Open season on OpenAI
What would John-Boy Walton make of it all? Sitting on his eponymous mountain 90 years ago, whiling away the hours waiting for the outbreak of WW2 in his grandma-made itchy-looking shirt. He’d be busy penning homespun stories in The Blue Ridge Chronicle about Ike Godsey (usually) to entertain the gentle folk in the fictitious Jefferson County of Virginia.
I refer, if it isn’t obvious, to The New York Times v OpenAI. This case could be the savior of hacks like John-Boy. Simply, it’s that important. When we think of creative writing, much of which has been under siege recently from AI, we tend to think of novelists, poets, scriptwriters, lyricists and the like. The poor old journeyman ‘journo’ rarely gets a look in. Not now. For they are creative too. Yes, they are. In an everyday, ephemeral way. Perhaps, no less important than a Hollywood screen writer. Ok, that’s a stretch. Bear with me. Hacks like John-Boy can morph into famous writers quicker that a Mayfly.
If you don’t get the importance of this case – go back to the lumber yard and help your Pa.
Great journalism…must feed the mind and move the heart.
So said Rupert Murdoch. Great journalism shouldn’t be ‘scraped’ from the internet behind paywalls and fed to rapacious large language model, generative AI machines in breach of copyright, say The New York Times (NYT) in a legal suit filed on 27 December 2023 against Microsoft-backed OpenAI. It can if it’s ‘fair use’ of publicly sourced material say OpenAI and the work is not reproduced in its entirety. As reported in the Financial Times, NYT claims OpenAI profited from the:
“…exploitation and misappropriation of The Times’s intellectual property.”
Victor Tangermann writing for Futurism recently questioned whether it’s acceptable for OpenAI to:
“…vacuum up everyone’s content and charge for it without paying them.”
The Irish Times posited that:
“…it seems reasonable that those who create the original content without which these systems could not exist should have a claim to any sort of profits.”
And that, in a few short, news media soundbites, is the debate, argument and legal dispute currently blazing its way like a summer bushfire through editorial desks around the world. It’s a hot one, for sure.
Don’t take advantage of any man…
The damages being claimed by NYT runs to billions of dollars. It says it owns the copyright to its back catalogue of journalism. It paid for it and has the right to exploit it for profit, if it wants, when it wants. It is claimed that chatbots like Chat GPT are now competing with established journalism as a source of reliable news information and all from an allegedly unfair ‘springboard’ advantage having ingested millions of NYT articles.

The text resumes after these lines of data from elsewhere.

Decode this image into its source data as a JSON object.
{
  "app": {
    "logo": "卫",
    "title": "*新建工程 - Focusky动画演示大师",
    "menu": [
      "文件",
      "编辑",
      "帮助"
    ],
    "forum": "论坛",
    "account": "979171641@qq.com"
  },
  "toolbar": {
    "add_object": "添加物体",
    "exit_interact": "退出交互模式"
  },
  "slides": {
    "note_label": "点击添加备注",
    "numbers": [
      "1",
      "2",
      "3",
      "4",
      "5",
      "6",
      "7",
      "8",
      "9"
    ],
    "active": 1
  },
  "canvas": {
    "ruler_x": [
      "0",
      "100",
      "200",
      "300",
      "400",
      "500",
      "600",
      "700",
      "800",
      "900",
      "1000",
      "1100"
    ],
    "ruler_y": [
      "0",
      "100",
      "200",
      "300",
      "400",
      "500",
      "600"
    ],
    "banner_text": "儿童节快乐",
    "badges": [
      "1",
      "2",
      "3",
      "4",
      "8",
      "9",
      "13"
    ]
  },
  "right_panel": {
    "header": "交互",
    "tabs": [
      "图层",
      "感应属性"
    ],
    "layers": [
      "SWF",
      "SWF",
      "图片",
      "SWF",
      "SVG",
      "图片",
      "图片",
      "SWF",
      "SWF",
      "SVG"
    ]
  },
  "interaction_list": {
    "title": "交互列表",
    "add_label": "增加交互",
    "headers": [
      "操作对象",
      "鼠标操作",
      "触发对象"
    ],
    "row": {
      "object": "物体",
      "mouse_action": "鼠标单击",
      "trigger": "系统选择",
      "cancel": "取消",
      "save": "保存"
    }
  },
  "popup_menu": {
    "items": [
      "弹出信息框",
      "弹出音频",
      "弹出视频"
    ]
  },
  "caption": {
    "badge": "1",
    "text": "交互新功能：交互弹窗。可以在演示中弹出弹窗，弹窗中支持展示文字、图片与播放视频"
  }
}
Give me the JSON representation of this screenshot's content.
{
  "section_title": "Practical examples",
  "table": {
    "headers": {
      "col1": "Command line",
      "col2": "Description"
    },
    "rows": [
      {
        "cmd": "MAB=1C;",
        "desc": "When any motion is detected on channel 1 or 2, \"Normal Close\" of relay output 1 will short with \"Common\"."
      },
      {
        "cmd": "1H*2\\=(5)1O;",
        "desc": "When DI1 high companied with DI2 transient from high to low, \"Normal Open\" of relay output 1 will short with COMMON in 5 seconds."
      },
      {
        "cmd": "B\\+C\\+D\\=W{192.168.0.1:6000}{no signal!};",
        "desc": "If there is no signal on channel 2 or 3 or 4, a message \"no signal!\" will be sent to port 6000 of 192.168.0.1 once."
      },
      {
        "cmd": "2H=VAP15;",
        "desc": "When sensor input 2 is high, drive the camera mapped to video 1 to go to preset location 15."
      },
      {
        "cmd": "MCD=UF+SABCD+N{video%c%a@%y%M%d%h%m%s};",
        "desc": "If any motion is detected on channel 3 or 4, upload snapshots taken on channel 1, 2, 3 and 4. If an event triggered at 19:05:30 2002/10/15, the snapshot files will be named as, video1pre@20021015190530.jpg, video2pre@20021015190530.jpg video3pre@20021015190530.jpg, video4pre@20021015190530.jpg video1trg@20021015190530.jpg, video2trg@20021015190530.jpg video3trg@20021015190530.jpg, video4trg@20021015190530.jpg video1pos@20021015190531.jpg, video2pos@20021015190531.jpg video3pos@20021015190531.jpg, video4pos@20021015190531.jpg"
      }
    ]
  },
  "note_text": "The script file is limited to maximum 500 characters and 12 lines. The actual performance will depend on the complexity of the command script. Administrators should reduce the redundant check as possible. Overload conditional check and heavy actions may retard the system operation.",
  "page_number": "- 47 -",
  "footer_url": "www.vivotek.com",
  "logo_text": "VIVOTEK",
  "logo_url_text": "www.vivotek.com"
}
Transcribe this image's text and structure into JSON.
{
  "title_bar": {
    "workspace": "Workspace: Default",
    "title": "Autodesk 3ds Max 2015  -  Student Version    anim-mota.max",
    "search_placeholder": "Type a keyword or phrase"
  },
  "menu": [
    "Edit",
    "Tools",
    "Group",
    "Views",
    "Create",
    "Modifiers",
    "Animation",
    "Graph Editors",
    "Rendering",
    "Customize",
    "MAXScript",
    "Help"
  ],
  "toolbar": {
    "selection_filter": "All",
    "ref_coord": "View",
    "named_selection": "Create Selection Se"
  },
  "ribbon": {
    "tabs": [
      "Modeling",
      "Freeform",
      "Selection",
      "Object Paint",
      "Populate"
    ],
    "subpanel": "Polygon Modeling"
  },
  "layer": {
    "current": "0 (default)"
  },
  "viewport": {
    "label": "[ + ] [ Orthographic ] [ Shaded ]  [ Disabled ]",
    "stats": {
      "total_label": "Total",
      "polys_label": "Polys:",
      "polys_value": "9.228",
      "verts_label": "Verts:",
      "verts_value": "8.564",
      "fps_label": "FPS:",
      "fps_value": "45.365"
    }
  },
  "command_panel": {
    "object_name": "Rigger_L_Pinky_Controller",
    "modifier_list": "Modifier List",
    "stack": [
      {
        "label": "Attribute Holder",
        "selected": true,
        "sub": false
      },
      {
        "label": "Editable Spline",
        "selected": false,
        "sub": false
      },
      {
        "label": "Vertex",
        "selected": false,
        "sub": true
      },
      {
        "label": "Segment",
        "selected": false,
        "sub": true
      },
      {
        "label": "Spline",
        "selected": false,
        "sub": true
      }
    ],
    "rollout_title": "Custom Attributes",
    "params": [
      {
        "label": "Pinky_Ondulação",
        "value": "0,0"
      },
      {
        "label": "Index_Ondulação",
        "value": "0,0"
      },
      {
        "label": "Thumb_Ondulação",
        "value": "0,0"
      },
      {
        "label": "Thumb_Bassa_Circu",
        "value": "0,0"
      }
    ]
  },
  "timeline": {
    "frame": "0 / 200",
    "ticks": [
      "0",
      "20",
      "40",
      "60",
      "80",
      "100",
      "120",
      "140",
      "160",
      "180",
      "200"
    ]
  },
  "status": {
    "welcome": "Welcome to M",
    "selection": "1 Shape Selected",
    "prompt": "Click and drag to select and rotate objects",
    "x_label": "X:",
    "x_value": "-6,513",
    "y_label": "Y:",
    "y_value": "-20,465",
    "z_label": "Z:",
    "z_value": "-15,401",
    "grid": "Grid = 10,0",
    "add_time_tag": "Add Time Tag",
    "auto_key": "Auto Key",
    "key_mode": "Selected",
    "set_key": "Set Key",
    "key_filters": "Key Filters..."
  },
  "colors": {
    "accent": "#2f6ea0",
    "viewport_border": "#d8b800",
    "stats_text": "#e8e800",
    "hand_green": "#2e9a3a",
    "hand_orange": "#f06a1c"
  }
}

It is also argued OpenAI would rather not pay expensive licensing fees to legitimately use NYT material because it’s costly to keep feeding and ‘training’ hungry AI models.
Although, many in the IP world believe, logically, this is where the case will end up – with a licensing agreement – as IP cases so often do. A multi-million-dollar-a-year licensing deal having already been settled with Associated Press.
Sharing was our first duty and happiest privilege…
That may have been so for the dungaree-clad folk on Walton Mountain but not in the real world. Content must be paid for, so it seems. If you want to build an AI product fine. But you must, say NYT, seek permission, make payment, or both. Some, like Professor emeritus of New York University Gary Marcus, are openly critical of present AI company practice. He makes a fair point:
“If the current batch of AI companies cannot create AI that performs reasonably well based on public domain sources and whatever they are prepared to pay to license…they should go back to the drawing board – and figure out how to build software that doesn’t have a plagiarism problem – rather than fleecing artists, writers and other content providers.”
Tough words for a tough problem.
NYT v OpenAI is a fascinating and important lawsuit. It will probably dominate the IP litigation landscape this year. The ‘fair use’ defense has yet to be challenged in the courts (to this extent) and the future of traditional journalism is quite probably up for grabs. Diehard writers will say you must pay for decent creative writing otherwise your left with a ‘garbage in – garbage out’ data situation. Or as Gary Marcus put so well:
“We will all suffer in the end, fed a mediocre stew of regurgitate.”
This case, if you ponder on it, is little different from earlier squabbles over social media platforms muscling-in on established outlets for publishing and music. It’s a turf war at its core, only the creative forums are now fed-up of appeasement. Poland has been invaded. Enough is enough. They now feel they have nothing to lose by drawing battle lines, donning flak-jackets, tin hats and suing for vast damages. A peace deal may yet be struck in the form of a license. There is such a lot for one party to lose if collaboration and agreement are jilted at the altar of judicial decision.
You can’t own a mountain…
Said Grandpa Zeb. The big tech beasts seem to own so much else. I guess we’ll see. From Tacitus to here. That’s some journey. Is the simple lowly trade of the human observer scribe now doomed. Are we at our terminus.